How Far Apart Should I Space Fruit Trees?

A home apple orchard can conveniently provide tasty, fresh fruits for family consumption. One can also have cultivars that may not otherwise be readily available at grocery stores or local orchards. A well-established and maintained apple orchard also enhances the appearance of the home landscape as specimen, border, espaliered or trellised plants, while producing food for the family. However, there is more to growing fruit than planting the trees and harvesting the crop. Growing high-quality apples requires considerable knowledge about cultivar selection, planting site, soil types, planting techniques, training, pruning, fertilization and pest management.

You can add a variety of this tree to label what it is and specify spacing or planting times. Harvesting. Harvest fruit when ripe. Planting and Harvesting.

Creating an Orchard

Note : Most crop pages include a calendar of backyard gardening operations with harvesting information specific to that crop. See calendar for more information, too. Harvested fruits and nuts are living things—they use O 2 and give off CO 2 in respiration.

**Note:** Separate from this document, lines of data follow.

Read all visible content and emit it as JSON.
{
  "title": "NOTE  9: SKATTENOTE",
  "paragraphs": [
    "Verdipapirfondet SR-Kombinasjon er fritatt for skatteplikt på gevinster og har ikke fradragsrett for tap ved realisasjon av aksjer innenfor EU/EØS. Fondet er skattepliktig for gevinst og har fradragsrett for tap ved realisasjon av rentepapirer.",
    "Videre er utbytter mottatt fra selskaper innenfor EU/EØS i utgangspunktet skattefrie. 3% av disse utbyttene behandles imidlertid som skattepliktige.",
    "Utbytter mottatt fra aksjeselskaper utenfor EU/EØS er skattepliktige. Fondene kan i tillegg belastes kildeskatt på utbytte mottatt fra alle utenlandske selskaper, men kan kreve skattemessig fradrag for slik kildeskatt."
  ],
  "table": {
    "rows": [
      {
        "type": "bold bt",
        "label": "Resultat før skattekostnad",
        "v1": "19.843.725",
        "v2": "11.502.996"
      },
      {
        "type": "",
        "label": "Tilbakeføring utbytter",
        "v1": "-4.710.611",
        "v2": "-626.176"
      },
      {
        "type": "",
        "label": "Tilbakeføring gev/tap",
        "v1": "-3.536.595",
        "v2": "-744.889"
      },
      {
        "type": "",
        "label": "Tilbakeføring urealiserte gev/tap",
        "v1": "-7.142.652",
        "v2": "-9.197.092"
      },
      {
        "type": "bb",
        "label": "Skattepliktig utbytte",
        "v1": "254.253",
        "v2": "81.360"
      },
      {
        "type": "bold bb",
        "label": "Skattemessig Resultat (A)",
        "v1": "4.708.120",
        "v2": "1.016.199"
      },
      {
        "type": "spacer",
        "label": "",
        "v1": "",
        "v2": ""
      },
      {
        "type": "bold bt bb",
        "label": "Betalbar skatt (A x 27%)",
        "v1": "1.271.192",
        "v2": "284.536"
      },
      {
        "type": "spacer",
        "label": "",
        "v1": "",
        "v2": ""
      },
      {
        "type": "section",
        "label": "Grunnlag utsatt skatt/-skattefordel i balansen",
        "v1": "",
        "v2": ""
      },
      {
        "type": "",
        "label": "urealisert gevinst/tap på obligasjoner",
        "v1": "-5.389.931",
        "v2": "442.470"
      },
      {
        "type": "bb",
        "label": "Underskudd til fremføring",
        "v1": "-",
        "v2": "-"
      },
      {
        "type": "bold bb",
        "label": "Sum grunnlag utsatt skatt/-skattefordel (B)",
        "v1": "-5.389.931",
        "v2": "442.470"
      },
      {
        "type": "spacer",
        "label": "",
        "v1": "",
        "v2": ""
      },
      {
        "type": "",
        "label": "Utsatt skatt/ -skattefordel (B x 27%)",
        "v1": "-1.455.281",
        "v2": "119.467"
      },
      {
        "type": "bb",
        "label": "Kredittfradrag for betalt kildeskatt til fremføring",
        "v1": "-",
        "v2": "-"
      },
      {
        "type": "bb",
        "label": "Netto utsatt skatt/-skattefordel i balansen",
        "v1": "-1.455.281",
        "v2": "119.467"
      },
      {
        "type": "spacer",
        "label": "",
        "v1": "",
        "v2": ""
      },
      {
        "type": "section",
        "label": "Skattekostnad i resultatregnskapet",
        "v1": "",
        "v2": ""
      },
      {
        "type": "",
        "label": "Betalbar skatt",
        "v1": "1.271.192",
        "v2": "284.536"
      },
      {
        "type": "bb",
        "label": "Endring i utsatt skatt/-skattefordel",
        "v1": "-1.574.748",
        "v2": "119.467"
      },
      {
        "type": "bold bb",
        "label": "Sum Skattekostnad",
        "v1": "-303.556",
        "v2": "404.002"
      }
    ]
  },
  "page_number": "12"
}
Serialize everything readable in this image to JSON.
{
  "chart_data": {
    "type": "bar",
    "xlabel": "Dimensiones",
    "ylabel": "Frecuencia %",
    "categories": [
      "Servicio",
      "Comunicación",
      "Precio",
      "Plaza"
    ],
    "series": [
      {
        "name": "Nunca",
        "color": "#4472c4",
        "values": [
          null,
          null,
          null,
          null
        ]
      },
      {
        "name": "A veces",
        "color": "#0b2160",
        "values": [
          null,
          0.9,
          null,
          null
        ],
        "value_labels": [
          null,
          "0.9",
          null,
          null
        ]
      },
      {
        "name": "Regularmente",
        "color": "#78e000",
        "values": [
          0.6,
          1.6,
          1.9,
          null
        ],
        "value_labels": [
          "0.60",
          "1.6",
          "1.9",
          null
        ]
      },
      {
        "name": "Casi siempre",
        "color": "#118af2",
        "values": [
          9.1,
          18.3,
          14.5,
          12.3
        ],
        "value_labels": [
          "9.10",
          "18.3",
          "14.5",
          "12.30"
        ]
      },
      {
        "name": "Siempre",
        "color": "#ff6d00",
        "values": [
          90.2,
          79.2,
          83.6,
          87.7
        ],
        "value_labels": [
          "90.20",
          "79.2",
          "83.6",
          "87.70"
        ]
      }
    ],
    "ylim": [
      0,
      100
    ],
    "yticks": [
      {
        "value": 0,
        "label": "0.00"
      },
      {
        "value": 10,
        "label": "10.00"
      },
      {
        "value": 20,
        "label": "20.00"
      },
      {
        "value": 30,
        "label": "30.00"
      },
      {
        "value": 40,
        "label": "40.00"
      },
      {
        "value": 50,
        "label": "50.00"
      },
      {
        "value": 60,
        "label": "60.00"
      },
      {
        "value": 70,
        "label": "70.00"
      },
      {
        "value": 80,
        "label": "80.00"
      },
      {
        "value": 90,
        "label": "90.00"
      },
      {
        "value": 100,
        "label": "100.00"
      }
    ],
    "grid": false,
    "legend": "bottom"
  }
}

How Much to Plant for a Year’s Supply of Fruit

RELATED VIDEO: Ash wood bench with fruit trees branches inlay

Login Sign up. Locations are marked as unverified if their position, identity, or existence is disputed. Many locations imported from tree inventories are marked as unverified because their edibility is uncertain for example, "Pear" could be either an edible or decorative variety. Users are encouraged to travel to these locations and report their findings. We enforce a taxonomy of edible types to keep the map organized and searchable.

Please enable JavaScript on your browser to best view this site. Citrus harvest time at Neighborhood Nursery is one of our favorite times of year.

Mid-Summer Fruit Calendar and Maintenance

For details on growing many other vegetables and fruits, visit our Crop at a Glance collection page. No plants give sweeter returns than fruit trees. From cold-hardy apples and cherries to semi-tropical citrus fruits, fruit trees grow in nearly every climate. Growing fruit trees requires a commitment to pruning and close monitoring of pests, and you must begin with a type of fruit tree known to grow well in your area. Choose varieties recommended by your local extension service, as some varieties need a certain level of chill hours number of hours below 45 degrees Fahrenheit. Even fruit trees described as self-fertile will set fruit better if grown near another variety known to be a compatible pollinator. Extension publications and nursery catalogs often include tables listing compatible varieties.

The table below shows the possible fruiting months for a wide variety of fruit trees, berries and vines. Clearly, the schedule for a particular plant will depend on its variety. So, for example, whilst apple trees may have fruit at any time from February to September, Golden Delicious are typically ready to harvest in February, Granny Smith in April and Eve in June.